Gains from Multiple Competencies

Odds are good that there are unrealized gains from more people being competent in more than one discipline. While specialization is undoubtedly a foundation of so much that we value, and it ought to continue to be, we probably don’t have too little of it.

As deep specialization leads the most talented and most knowledgeable further down esoteric rabbit holes — albeit important ones — our experts become less competent at communicating about, collaborating on, and evaluating work across fields.


Given how much specialization there is, there is low hanging fruit for those that can traverse specialties and live at the borders between them — with each foot in a different realm.

While we can hope for talent that can reach expert status in more than one field, and we will likely continue to see some such polymaths, there probably won’t be many of them. There are much better odds that there will be more people who are quite good at one thing and not half bad at another.

It’s a bet worth taking that incentivizing talented people to develop useful knowledge in additional fields in which they may not be the best but can still be perfectly alright will yield dividends.

At Present

Academia and the professions encourage specialization.

The demand for specialization slots people into areas in which they have the highest comparative advantage. For professionals, this will often mean one’s “best subject” from a GPA standpoint.

Based on academic incentives, it’s rational now to avoid risky experimentation in what are not one’s best subjects.

Where We Can Take This

It’s a bet worth taking that we can realize gains from incentivizing and not penalizing students for seeking to be: an ‘A’ Mathematician and a ‘B+’ Historian, an ‘A’ Pre-Med and a ‘B+’ Computer Scientist, an ‘A’ Graphic Designer and a ‘B+’ Economist — and so on in really any combination of disciplines where one is extraordinary and merely ordinary.

Innovation and Competence

Within and across disciplines there are at least three key competencies:

  1. Raw Skill (literacy, numeracy, and other acuities),
  2. Knowledge (memory and experience), and
  3. Creativity (capacity for novel recombination, generation, and synthesis)

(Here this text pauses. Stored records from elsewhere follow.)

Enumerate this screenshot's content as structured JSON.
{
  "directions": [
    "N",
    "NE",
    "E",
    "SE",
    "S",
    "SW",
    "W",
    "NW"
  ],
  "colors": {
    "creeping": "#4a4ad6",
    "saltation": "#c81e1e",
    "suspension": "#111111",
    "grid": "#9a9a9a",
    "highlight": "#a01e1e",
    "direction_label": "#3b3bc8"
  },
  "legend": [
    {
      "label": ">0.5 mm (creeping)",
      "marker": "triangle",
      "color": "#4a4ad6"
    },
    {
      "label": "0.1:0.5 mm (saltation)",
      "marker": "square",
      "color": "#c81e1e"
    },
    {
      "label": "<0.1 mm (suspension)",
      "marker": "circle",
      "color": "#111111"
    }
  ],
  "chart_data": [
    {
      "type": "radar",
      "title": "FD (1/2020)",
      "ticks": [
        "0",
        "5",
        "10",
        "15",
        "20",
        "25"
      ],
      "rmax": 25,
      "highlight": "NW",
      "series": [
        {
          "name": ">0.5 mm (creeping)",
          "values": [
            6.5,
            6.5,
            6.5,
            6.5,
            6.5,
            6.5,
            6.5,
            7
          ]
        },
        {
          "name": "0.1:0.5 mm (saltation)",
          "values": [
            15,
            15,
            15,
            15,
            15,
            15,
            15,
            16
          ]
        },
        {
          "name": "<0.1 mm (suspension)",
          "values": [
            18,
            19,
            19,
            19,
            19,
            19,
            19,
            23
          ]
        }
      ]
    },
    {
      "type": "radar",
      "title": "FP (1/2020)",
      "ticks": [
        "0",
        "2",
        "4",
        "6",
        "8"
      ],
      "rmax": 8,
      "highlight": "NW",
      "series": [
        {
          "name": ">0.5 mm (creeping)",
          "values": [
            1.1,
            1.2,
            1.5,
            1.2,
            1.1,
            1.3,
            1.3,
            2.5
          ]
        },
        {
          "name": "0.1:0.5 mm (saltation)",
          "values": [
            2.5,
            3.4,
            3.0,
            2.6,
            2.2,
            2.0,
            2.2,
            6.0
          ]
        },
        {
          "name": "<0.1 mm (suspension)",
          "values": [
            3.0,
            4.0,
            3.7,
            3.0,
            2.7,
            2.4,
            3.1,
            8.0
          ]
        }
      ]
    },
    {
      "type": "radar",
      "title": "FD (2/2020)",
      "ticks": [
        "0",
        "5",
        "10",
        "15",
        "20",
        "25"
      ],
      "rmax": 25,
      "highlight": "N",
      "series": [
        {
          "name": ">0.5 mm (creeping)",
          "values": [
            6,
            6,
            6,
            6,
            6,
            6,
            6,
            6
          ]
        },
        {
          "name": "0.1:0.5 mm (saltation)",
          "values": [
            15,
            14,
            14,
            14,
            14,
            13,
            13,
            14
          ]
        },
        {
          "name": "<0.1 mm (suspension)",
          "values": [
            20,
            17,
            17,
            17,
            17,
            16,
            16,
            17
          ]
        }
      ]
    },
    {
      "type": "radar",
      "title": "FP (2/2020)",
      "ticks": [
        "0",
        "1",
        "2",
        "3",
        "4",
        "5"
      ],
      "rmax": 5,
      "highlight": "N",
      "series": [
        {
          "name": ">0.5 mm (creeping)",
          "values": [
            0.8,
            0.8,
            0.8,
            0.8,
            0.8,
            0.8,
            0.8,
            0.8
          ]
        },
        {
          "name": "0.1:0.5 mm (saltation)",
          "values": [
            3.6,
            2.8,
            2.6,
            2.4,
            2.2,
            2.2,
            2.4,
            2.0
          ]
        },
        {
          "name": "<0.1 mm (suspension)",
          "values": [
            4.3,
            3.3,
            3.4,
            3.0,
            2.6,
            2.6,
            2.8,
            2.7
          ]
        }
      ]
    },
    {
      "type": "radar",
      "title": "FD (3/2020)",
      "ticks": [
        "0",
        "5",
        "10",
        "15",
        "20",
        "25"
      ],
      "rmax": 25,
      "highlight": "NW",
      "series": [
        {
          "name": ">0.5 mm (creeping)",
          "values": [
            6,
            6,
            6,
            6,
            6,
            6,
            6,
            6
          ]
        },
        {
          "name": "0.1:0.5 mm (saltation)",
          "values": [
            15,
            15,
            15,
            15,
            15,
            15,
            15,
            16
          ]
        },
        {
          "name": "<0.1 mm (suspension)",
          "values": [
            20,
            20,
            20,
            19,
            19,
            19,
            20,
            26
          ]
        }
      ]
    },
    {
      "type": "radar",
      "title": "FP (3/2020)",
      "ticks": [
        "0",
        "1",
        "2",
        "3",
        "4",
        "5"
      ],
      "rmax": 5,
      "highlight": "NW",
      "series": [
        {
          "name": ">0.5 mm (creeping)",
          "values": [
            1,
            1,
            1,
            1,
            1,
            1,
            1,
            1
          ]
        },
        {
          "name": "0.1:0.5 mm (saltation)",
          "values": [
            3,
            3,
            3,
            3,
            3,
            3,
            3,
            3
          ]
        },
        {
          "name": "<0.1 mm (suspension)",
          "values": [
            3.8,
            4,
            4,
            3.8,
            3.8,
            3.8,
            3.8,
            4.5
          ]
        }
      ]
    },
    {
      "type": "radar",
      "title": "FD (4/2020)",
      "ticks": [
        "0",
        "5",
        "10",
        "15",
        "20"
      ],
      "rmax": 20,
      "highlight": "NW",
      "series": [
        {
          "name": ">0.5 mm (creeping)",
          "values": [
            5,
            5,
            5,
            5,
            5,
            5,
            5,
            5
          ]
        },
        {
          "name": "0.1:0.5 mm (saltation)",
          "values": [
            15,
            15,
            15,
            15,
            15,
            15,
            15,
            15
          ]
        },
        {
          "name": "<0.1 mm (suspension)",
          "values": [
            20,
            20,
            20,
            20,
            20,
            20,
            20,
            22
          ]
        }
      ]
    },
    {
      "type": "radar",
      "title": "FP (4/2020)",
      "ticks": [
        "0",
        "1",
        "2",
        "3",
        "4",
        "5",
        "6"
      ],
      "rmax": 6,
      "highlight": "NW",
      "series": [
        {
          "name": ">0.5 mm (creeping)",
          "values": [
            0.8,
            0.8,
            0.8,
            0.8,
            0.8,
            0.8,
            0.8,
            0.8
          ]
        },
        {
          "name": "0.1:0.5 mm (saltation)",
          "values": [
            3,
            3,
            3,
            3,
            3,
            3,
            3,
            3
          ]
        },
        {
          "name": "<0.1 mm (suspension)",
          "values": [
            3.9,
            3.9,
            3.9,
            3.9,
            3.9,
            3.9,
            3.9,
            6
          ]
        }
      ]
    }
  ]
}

We likely prioritize these competencies in that same order as one works one’s way up the academic and professional ladder. It is only after proving one’s Skill foundation (entrance exams), that one gets to delve into Knowledge (coursework), and it’s only after reaching a certain level of respectability that one’s Creativity (tinkering) is at all accepted.

Obviously some degree of mastery and working competence must precede productivity. But we are probably too rigid in enforcing this typical path, especially since the distribution of the three competencies — as with everything else — will likely have high variance.

Raw Skill would seem to correlate with how quickly one can scale the heights of a field, but Knowledge acquired slowly is knowledge all the same. It should be considered a terrible loss that institutional incentives consign one who might be, for example, a ‘B+’ biologist to effectively be an ‘F’ biologist because he or she was likely never going to be an ‘A’ biologist.

Creativity may yet be the most undervalued competency — currently treated like a fun latent bonus that may yet be discovered in someone who already succeeded in measures of both Raw Skill and Knowledge; something that hopefully is found from time to time in some highly Skilled and highly Knowledgeable students after an institution has already finished evaluating and educating them.

The Ultimate Bet

Where this ultimately leads is a theory — again a bet that appears worth taking — that ‘A+’ Creativity coupled with ‘A’ competence in Field X and ‘B+’ competence in Field Y is a more valuable package (capable of more productive and value-adding innovation) than what we currently select for and train: ‘A/A+’ competence in Field X alone coupled with ‘UNKNOWN’ Creativity.